I’ve never even heard of him. Not sure if I should feel guilty about that or not.

I was told by a smart guy, not remotely an English Lit type, that I really had to read Portnoy’s Complaint, that it was amazing. I never read it. He didn’t say it would change my life. :slight_smile:

I read Beyond Belief several years ago. It was interesting and informative (although it’s been criticized of misrepresenting Islam, but it’s reporting on the beliefs and actions of people Naipaul met, so I take that with a grain of salt). But it wasn’t “life changing”, and I haven’t felt compelled to read his other works.

I have epubs of some of his books here somewhere. Have had them for years, meaning to give them a try. Never have got around to it, and don’t remember what brought them to my attention in the first place.

I was slightly joking, but I don’t know anyone who has read, say, Jonathan Franzen books. Except my late stepfather, who was literally a high school English teacher…

Naipaul produced some amazing novels, my faves are “A Bend in the River” and “A House for Mr. Biswas.” He was not a nice human being and this has had an effect on how his work has been regarded over the last 20 or so years.

I have; I roll through 50+ books a month. But I’m literally a literature prof 8 * )

Sure, I like his work. It reflects the time and context in which he was writing.


Honestly, I don’t think I’ve ever heard or seen that name before.

Or that other guy in the OP.

I really liked A Bend In the River (fiction), and a Million Mutinies Now (non-fiction). I’m sure I read a house for mr biwas, but it left no impression (did this have the guy who was always taking his car engine apart to fix what was probably an imaginary issue?).
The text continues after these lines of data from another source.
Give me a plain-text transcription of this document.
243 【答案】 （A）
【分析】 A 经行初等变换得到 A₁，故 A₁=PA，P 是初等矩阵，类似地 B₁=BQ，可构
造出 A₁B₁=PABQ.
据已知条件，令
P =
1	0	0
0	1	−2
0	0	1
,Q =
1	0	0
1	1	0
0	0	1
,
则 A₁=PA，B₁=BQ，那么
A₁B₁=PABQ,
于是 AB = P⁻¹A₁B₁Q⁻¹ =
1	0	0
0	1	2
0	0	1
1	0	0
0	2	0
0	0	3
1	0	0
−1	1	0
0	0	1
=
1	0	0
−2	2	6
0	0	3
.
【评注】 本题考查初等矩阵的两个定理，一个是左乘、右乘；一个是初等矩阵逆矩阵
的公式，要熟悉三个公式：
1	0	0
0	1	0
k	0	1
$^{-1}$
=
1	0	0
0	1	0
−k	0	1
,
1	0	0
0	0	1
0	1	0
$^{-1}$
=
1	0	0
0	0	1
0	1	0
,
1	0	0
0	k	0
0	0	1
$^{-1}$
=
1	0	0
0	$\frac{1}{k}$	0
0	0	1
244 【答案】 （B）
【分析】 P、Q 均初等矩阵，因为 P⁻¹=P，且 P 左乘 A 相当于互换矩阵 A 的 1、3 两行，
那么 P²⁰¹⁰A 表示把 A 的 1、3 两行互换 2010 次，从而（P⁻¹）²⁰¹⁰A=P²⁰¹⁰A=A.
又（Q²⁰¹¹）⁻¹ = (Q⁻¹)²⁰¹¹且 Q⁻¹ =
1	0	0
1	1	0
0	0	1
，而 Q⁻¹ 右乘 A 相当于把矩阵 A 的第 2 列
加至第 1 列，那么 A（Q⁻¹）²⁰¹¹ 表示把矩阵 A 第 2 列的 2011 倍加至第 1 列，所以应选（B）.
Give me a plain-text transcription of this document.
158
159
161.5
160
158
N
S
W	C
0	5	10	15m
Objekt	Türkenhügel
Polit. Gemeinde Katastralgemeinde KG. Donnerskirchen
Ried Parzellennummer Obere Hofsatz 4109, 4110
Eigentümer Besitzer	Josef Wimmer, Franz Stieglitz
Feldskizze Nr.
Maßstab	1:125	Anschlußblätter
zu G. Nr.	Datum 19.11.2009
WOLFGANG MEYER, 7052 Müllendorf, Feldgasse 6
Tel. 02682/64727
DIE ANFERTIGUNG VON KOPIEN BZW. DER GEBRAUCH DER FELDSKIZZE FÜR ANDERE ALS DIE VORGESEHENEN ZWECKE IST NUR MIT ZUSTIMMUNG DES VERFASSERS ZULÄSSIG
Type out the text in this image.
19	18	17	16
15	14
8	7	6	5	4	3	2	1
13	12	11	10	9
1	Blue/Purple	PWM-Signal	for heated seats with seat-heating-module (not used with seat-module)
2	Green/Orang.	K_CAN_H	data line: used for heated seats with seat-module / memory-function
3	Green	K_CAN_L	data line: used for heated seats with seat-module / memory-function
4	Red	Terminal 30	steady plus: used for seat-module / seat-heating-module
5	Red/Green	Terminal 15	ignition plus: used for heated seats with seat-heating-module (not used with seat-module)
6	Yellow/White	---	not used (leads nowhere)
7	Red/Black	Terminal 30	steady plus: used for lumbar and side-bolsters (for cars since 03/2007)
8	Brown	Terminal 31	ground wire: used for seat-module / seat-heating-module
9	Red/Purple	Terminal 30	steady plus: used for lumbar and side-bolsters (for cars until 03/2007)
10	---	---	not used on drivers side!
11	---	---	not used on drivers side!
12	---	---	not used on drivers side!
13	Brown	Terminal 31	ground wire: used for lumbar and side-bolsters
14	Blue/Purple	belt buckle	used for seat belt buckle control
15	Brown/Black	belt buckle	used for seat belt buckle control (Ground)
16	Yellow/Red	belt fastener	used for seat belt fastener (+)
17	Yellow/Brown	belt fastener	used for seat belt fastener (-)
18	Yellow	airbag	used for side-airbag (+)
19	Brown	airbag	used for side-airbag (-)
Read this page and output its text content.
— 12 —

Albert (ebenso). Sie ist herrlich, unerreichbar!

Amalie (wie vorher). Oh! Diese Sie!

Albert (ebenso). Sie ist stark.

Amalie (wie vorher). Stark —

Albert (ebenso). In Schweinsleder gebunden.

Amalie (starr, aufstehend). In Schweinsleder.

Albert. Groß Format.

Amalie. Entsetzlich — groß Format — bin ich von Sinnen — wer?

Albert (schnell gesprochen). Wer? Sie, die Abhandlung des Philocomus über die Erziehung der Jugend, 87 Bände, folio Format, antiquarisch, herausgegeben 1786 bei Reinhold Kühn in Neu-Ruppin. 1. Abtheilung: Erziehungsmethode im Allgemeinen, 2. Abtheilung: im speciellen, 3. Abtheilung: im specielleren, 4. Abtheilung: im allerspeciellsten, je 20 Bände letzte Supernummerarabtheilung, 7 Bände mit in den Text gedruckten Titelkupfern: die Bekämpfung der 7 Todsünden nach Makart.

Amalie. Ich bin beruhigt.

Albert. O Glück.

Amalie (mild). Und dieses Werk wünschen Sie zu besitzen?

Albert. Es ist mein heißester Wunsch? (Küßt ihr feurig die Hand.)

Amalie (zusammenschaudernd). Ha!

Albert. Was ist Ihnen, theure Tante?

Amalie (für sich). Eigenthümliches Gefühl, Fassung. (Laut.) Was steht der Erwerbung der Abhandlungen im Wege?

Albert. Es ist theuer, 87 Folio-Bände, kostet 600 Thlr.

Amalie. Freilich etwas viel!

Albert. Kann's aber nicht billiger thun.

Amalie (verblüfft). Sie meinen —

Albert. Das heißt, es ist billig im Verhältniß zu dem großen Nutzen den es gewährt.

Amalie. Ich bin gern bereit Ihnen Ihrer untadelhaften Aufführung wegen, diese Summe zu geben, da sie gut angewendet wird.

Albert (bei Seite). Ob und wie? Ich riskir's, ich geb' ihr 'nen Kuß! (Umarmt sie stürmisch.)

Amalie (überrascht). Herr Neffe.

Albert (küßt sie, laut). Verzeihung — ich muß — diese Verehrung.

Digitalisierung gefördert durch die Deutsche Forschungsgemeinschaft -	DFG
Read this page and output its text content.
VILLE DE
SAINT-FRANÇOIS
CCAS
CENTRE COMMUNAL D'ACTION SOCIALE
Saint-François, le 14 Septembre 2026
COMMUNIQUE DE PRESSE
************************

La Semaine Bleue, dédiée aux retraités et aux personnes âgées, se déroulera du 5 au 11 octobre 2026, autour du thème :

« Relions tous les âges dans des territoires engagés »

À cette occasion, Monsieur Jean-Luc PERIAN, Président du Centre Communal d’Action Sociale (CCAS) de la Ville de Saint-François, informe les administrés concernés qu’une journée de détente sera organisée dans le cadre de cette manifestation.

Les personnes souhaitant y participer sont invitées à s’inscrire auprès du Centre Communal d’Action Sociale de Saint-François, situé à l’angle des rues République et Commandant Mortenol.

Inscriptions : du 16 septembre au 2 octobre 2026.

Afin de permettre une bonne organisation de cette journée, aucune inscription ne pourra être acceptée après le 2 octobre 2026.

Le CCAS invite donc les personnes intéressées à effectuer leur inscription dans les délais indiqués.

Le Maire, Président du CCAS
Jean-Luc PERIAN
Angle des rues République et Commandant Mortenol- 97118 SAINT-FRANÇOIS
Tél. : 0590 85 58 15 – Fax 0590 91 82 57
A House for Mr. Biswas is quite good, thought I was fortunate to read it before I learned what a dick he was. I’m not sure I would have gotten around to it otherwise.

I’ve read some Paul Theroux, the American writer who was mentored by Naipaul and who famously (in the literary world, anyway) feuded with him for twenty years before reconciling. I only know Naipaul through him, though, and have not gone on to read his books.

I imagine the robot geographers would find his work illogical.

Theroux’s book about his relationship with Naipaul is really a fun and funny read about how much of an asshole a superior entity can be.

Portnoy’s Complaint is one of the worst books I’ve ever read. A litany of annoying neuroses followed by a totally predictable “surprise” ending. After struggling thru that I never attempted another Roth novel.

On the advice of a good college friend, very well-read, I decided to try Roth.

Portnoy’s Complaint seemed like a long tedious compilation of Jewish jokes.

Then I tried that novel about Lindbergh being elected President. I would have been better off re-reading Sinclair Lewis’s 1937 It Can’t Happen Here.

That book was about “Oh God, Fascism could come to the US and we’d all be fucked!” Roth’s novel was all “OI! What did us Jews do to deserve this?”

At that point I figured Roth was writing for an Audience and I gave up on him.

Naipaul, I never bothered with.

Ha! At work, I’m surrounded by physical geographers – they think of me as – what’s the opposite of “physical”? Mental? Disembodied? Intangible?

He’s also loathed by some other postcolonialist critics - Edward Said called him “an intellectual catastrophe”, Nissim Ezekiel wasn’t a fan of his non-fic writing on India either.